South African death squad leader Eugene de Kock was granted parole Friday after 20 years in prison for his role in apartheid-era violence. The 66-year-old is also known as “Prime Evil” for the brutality of his crimes, which include the murder and torture of black South Africans in the 1980s and 1990s.
South African Justice Minister Michael Masutha said Friday that de Kock would be released “in the interests of nation building and reconciliation,” and because he had expressed remorse and helped authorities recover the remains of his victims, Reuters reported. He, however, added that the time and date of de Kock’s release would be kept secret.
Masutha went on to insist that his decision was guided by South Africa’s constitution. The decision is a controversial one in a country which is still dealing with the effects of brutal racial violence from its white regime, which held power from 1948 to 1994.
Just last year, Masutha had denied another appeal from de Kock, saying that families of the victims had not been consulted at the time, the BBC reported.
De Kock headed the “C1” counterinsurgency police unit based out of a farm near Pretoria. He is believed to have committed the single highest number of atrocities in the name of apartheid.
He was arrested in 1994, the year Nelson Mandela and his African National Congress (ANC) came to power. Following his arrest, de Kock gave invaluable testimony on the scope of C1’s activities to the Truth and Reconciliation Commission, confessing to over 100 acts of murder, torture and fraud. Two years later, he was sentenced to 212 years in prison for crimes against humanity.

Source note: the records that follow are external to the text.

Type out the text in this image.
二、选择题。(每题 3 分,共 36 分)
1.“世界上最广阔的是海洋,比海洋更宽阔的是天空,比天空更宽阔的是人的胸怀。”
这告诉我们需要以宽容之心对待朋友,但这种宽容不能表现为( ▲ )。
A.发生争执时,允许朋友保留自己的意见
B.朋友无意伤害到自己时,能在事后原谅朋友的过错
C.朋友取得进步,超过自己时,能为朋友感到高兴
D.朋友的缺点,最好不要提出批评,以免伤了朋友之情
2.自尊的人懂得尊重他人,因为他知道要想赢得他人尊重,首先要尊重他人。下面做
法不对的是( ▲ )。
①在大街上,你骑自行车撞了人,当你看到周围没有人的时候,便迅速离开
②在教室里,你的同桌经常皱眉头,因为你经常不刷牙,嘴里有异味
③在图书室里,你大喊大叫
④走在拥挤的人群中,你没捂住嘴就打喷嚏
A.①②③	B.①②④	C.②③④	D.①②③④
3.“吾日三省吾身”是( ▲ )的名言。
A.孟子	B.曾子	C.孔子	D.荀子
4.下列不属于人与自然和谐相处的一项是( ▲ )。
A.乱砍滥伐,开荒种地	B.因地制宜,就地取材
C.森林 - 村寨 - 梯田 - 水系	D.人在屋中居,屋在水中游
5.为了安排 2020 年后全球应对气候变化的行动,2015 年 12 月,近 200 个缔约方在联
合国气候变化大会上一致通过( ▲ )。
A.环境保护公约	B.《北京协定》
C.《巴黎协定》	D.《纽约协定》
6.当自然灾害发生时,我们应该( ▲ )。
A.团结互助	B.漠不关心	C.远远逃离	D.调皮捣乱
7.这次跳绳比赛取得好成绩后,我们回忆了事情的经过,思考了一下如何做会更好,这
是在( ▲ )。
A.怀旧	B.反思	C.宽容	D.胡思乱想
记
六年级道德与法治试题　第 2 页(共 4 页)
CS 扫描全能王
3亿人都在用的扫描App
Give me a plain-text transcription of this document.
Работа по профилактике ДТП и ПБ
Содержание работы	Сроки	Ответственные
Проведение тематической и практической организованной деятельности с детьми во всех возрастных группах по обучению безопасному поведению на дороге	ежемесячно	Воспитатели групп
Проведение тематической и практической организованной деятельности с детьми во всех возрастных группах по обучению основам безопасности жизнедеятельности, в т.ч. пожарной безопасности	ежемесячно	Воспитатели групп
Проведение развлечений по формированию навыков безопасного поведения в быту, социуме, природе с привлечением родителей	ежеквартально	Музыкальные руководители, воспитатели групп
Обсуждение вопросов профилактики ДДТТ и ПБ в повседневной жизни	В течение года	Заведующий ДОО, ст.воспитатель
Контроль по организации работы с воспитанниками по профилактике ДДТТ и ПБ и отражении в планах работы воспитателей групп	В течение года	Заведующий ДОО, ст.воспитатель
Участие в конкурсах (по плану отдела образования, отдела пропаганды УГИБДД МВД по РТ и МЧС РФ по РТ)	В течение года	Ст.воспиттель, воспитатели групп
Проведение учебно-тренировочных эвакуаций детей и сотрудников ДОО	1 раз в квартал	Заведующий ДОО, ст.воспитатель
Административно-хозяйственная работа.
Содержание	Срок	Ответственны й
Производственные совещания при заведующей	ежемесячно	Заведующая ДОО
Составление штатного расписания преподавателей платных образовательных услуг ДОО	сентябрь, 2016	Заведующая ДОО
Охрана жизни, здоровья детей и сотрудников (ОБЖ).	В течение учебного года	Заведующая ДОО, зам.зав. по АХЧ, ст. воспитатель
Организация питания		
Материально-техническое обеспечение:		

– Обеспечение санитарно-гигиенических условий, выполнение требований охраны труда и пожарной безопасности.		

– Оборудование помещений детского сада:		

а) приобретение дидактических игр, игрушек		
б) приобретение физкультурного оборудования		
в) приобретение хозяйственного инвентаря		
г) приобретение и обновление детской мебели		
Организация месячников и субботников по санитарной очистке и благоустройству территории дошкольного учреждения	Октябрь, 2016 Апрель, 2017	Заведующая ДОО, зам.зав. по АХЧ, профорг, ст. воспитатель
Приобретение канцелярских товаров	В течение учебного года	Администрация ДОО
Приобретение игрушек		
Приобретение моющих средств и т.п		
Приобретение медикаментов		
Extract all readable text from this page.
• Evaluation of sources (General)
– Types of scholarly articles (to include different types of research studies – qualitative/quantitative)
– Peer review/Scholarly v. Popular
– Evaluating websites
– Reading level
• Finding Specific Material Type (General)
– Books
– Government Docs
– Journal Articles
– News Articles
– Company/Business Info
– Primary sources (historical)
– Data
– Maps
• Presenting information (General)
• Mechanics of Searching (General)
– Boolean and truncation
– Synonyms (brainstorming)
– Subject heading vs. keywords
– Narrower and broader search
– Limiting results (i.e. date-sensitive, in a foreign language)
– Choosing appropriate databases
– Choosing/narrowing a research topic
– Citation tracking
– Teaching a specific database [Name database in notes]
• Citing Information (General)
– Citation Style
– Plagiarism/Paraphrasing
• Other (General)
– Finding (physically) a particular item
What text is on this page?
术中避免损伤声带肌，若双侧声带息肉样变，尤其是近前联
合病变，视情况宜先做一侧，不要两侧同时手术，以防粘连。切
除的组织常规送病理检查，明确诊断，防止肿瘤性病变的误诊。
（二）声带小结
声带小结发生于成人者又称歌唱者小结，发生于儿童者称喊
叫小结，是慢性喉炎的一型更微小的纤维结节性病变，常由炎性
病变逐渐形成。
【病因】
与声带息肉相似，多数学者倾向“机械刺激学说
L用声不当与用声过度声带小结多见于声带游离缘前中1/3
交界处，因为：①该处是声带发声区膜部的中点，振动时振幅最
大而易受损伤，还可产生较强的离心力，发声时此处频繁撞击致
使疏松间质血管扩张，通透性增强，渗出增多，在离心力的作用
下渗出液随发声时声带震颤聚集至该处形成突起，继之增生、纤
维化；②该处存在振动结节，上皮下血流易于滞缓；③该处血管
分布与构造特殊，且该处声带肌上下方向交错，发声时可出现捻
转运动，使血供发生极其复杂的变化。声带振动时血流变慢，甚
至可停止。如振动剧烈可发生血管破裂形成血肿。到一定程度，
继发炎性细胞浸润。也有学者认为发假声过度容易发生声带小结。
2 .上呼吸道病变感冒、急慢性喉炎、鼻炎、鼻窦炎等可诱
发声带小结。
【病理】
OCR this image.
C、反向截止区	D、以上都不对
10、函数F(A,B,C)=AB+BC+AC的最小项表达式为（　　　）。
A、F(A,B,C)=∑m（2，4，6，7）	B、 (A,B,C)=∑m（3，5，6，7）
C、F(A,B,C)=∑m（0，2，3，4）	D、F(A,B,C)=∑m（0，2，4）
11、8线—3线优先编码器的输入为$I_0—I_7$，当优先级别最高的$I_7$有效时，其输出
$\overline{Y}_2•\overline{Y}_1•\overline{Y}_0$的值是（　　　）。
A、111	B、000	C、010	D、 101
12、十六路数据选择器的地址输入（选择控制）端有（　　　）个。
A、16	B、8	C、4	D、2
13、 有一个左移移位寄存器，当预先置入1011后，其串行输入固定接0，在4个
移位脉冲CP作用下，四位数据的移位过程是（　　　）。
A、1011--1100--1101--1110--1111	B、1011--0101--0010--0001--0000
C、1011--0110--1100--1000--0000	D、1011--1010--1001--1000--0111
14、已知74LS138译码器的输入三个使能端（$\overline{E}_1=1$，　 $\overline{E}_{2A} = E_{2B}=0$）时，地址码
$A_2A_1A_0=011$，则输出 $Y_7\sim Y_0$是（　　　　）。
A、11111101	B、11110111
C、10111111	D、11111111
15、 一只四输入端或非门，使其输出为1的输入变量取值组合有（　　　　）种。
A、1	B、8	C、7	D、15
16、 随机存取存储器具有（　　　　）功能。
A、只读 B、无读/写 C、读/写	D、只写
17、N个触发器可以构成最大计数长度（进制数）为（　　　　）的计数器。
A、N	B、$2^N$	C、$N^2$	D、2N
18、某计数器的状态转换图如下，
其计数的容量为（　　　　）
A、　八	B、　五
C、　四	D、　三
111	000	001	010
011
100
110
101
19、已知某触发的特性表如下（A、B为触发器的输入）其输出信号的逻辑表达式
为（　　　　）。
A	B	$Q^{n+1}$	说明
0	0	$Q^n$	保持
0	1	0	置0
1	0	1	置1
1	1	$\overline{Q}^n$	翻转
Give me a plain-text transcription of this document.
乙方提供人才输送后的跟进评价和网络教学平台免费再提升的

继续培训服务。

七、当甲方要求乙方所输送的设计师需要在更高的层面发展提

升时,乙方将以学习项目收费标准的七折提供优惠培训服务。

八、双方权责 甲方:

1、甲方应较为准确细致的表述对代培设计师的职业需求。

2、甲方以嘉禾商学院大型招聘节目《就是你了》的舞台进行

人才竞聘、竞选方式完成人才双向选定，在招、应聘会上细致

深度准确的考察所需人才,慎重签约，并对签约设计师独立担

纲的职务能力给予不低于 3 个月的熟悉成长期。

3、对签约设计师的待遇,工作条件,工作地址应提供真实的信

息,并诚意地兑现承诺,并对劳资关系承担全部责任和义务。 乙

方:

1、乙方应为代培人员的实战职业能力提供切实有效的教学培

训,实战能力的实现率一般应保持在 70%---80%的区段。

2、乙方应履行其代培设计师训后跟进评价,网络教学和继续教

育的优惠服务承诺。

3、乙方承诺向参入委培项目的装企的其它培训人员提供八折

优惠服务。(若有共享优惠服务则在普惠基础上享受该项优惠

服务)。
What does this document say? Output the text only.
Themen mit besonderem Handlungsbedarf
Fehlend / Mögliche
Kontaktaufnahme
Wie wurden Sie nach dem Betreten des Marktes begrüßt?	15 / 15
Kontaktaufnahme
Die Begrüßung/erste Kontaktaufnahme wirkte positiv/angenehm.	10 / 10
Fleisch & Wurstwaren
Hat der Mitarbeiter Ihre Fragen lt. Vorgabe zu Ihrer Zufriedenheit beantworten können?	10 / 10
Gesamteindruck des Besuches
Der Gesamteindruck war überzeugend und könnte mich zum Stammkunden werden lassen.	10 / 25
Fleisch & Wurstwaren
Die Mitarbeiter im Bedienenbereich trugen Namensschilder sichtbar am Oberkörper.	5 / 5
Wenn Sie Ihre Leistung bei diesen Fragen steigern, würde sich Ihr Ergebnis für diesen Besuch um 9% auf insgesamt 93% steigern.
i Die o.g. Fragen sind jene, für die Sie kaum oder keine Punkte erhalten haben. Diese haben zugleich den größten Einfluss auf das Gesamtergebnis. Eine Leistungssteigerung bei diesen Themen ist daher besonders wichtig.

In a 2007 radio interview, de Kock accused the country’s last white leader, FW de Klerk, of having “hands soaked in blood,” saying all of C1’s crimes occurred with his knowledge. He went on to call the Nobel Peace Prize winner an “unconvicted murderer,” the BBC reported.
In 2010, de Kock petitioned then-President Jacob Zuma for a presidential pardon in exchange for information on others involved with death squads, The Week reported, citing the South African Sunday Independent. Zuma’s office reportedly denied the incident ever happened.